Ueber die Zusammensetzung des Kjerulfins.

Rammelsberg, C.

Kurzfassung

Vor einigen Jahren wurde zu Bamle in Norwegen durch Rode ein neues Mineral aufgefunden und Kjerulfin genannt. Es ist ein fluorhaltiges Magnesiaphosphat gleich dem Wagnerit und bisher nur von Fr. v. Kobell untersucht worden. Nach Abzug von 1,5 pCt. Kieselsäure und 5,4 pCt.
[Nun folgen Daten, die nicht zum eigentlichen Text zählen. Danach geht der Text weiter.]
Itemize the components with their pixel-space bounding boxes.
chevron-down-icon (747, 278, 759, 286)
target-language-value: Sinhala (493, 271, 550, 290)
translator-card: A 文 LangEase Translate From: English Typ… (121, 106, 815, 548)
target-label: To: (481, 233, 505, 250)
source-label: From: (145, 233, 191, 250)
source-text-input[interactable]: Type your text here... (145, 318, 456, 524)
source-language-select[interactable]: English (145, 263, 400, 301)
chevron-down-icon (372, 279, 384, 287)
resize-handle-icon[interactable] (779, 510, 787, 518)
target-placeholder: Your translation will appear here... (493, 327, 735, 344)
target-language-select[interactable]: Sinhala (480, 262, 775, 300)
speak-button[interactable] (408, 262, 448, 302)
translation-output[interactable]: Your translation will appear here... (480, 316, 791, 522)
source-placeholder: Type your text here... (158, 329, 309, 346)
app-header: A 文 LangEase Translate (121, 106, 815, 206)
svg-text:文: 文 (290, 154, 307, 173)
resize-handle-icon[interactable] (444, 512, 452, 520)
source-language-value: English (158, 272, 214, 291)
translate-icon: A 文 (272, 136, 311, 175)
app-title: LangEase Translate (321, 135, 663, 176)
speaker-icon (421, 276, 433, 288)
Thonerde und Eisenoxyd war das Resultat: [...] Hierzu machte ich die Bemerkung, die Analyse könne nicht richtig sein, weil sie keinen Ueberschuss zeige. Es müssen also Verluste stattgefunden haben. Die von v. Kobell für den Kjerulfin aufgestellte Formel 2 Mg3 P2 O8 + Ca Fl2, wobei letzteres etwas Na Fl enthalten soll, entspricht auch der Analyse durchaus nicht. Dies folgt schon daraus, dass in letzterer die Atome von Na : Ca : Fl = 1 : 2,7 : 5 sind, während sie = 1 : 2,7 : 6,4 sein sollten. Ferner sollte Fl : P = 1 : 2 sein, während sie der Analyse zufolge = 1 : 2,37 sind. Auch M. Bauer hat seine Zweifel an Kobell's Analyse ausgesprochen. Im Folgenden theile ich die Resultate eigener Versuche am Kjerulfin mit, dessen Masse homogen erschien und nur mit Rutil hier und da verwachsen war. Das V. G. fand ich = 3,140. Die Analysen wurden in verschiedener Art ausgeführt. Zur Fluorbestimmung diente eine mit Kieselsäure und kohlensaurem Natron geschmolzene Probe. Zur Ermittelung von Phosphor, Magnesium und Calcium wurde die Chlorwasserstoffsaure Lösung, von dem Unaufgelösten getrennt, mit Schwefelsäure erhitzt, mit wenig Ammoniak, einer Lösung von schwefelsaurem Ammoniak und mit viel absolutem Alkohol versetzt. Während Kalk und Magnesia gefällt wurden. blieb die Phosphorsäure aufgelöst.